Eligibility criteria (includes): it is a Secured Senior Obligation, a Corporate Rescue Loan, an Unsecured Senior Obligation, a Mezzanine Obligation, a Second Lien Loan or a High Yield Bond; it is not (i) a Structured Finance Security, (ii) a Letter of Credit, (iii) a Synthetic Security or (iv) a Step-Down Coupon Security; it is not a Zero Coupon Security or a Step-Up Coupon Security; it is not a debt obligation which pays interest only and does not require the repayment of principal; other than in the case of a Corporate Rescue Loan or an obligation which is Uptier Priming Debt (which shall have a rating as determined by the definition of “S&P Rating” and “Fitch Rating” as applicable), it is an obligation which has a S&P Rating of “CCC-” or higher and a Fitch Rating of “CCC-” or higher; it is an obligation of an Obligor or Obligors Domiciled in a Non-Emerging Market Country; it is not a Project Finance Loan; it is an ESG Compliant Obligation; it is an obligation with a purchase price greater than or equal to 60.0% of its par amount.
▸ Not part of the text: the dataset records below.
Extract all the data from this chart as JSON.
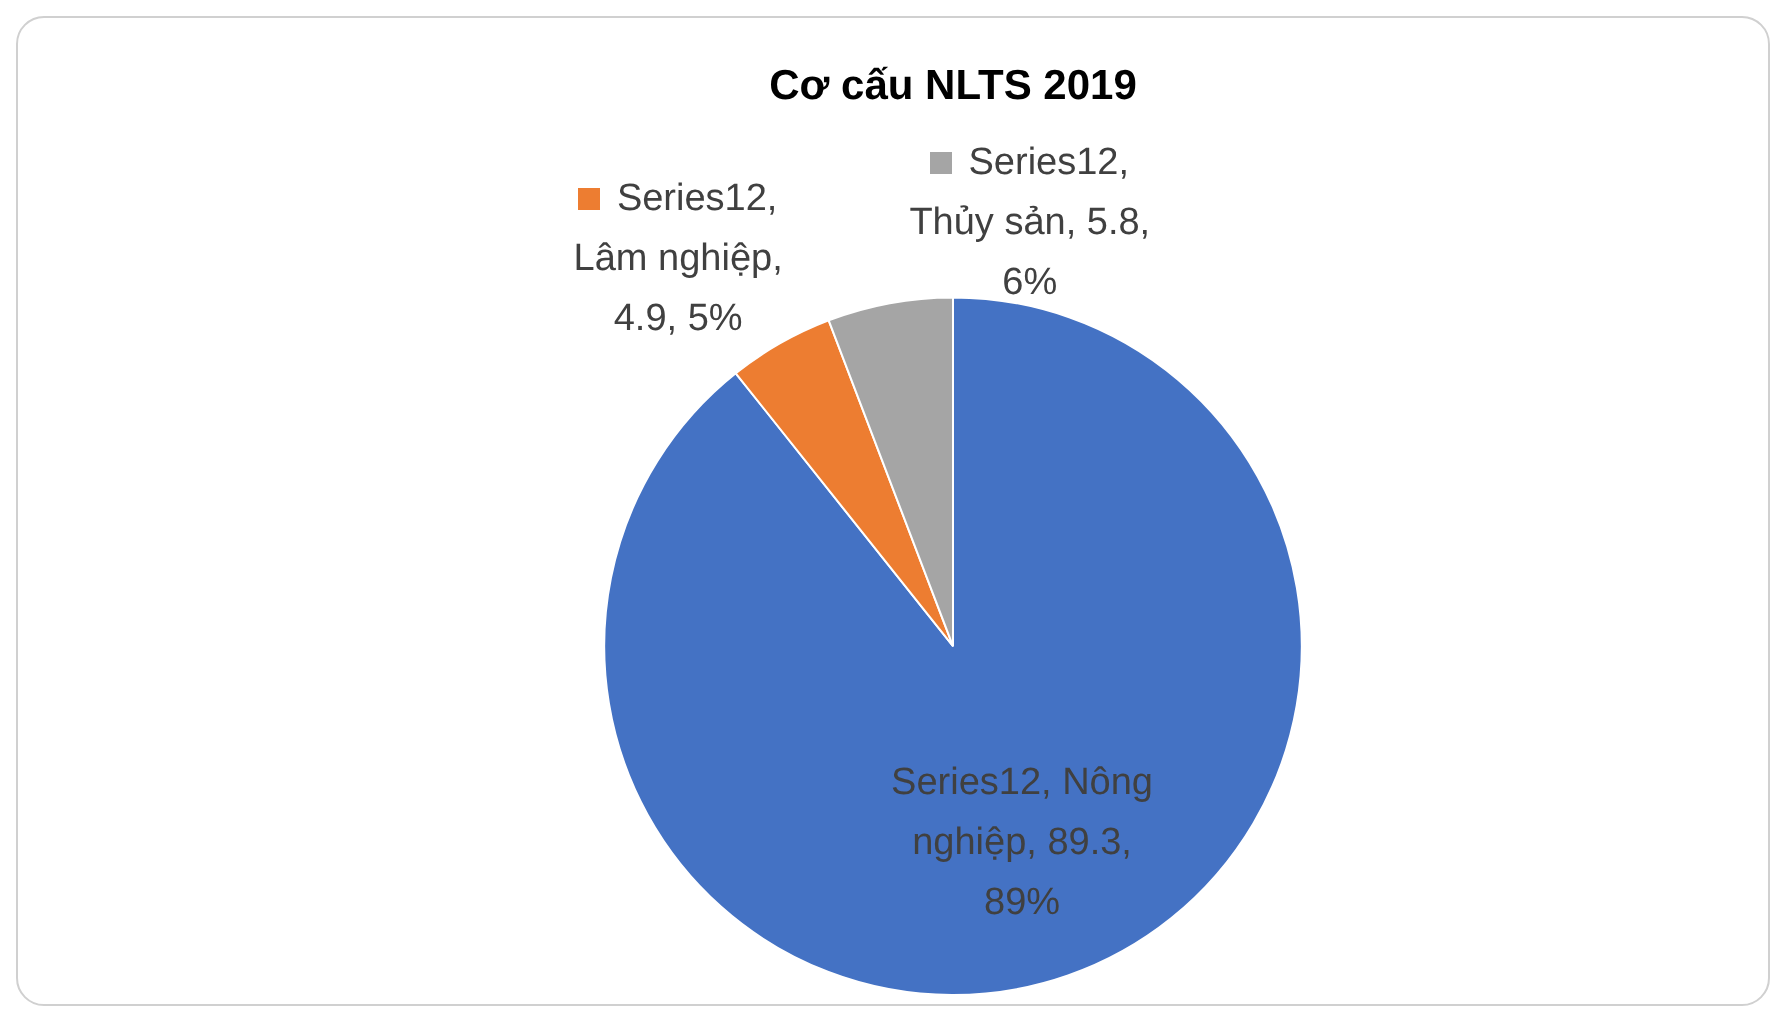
{
  "chart_data": {
    "type": "pie",
    "title": "Cơ cấu NLTS 2019",
    "categories": [
      null,
      null,
      null
    ],
    "values": [
      89.3,
      4.9,
      5.8
    ],
    "colors": [
      "#4472c4",
      "#ed7d31",
      "#a5a5a5"
    ],
    "value_labels": [
      "Series12, Nông nghiệp, 89.3, 89%",
      "Series12, Lâm nghiệp, 4.9, 5%",
      "Series12, Thủy sản, 5.8, 6%"
    ]
  }
}
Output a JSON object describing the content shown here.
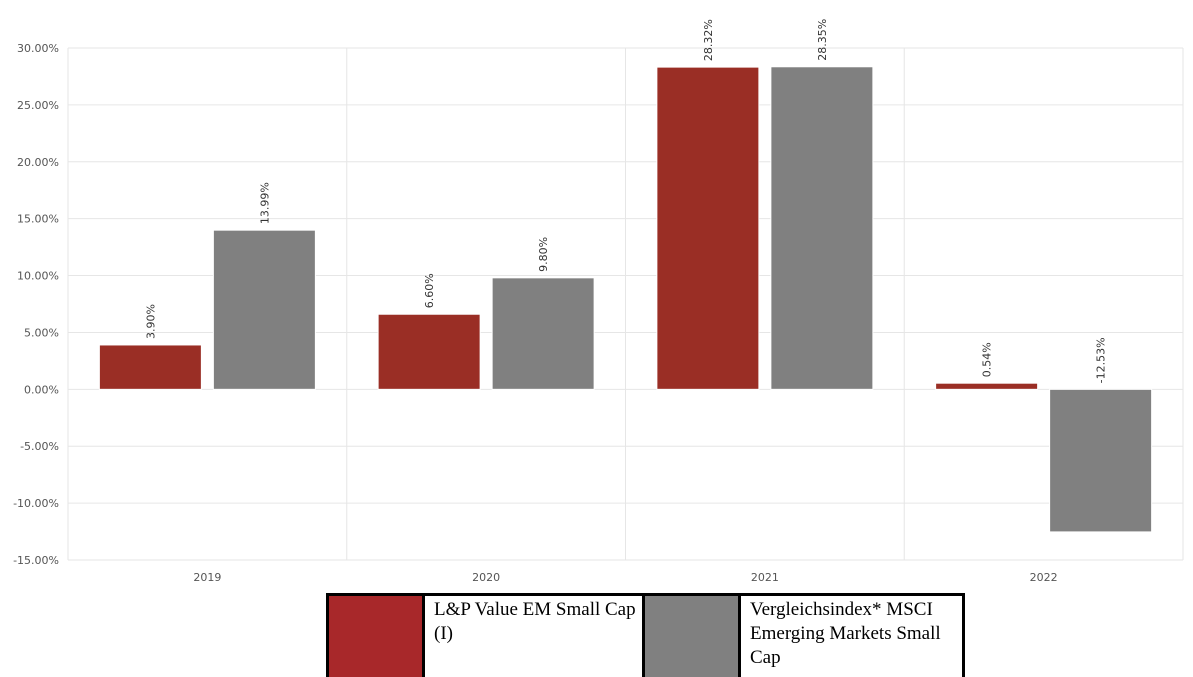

The Issuer has committed to purchase Collateral Obligations the Aggregate Principal Balance of which equals at least €390mln (representing at least 97.5% of the Target Par Amount).
The Notes are being offered by the Issuer through Citigroup Global Markets Limited in its capacity as initial purchaser of the offering of such Notes, subject to prior sale.
EU & UK Risk Retention: CIFC CLO Management III LLC, in its capacity as the originator, will acquire on the Issue Date and hold, on an ongoing basis for so long as any Class of Notes remains outstanding, a material net economic interest in the first loss tranche of not less than 5.0% of the nominal value of the securitised exposures within the meaning of Articles 6(1) and 6(3)(d) of each Securitisation Regulation, through the purchase and retention of Subordinated Notes with a Principal Amount Outstanding multiplied by the issue price at which such Subordinated Notes were purchased by the Retention Holder which is equal to or greater than 5.0% of the Maximum Par Amount.
US Risk Retention: The Collateral Manager has determined that the US Risk Retention Rules do not apply to the Collateral Manager for purposes of this transaction on the Issue Date and, accordingly, the Collateral Manager will not (nor will any majority-owned affiliate of the Collateral Manager) acquire any risk retention interest contemplated by the US Risk Retention Rules.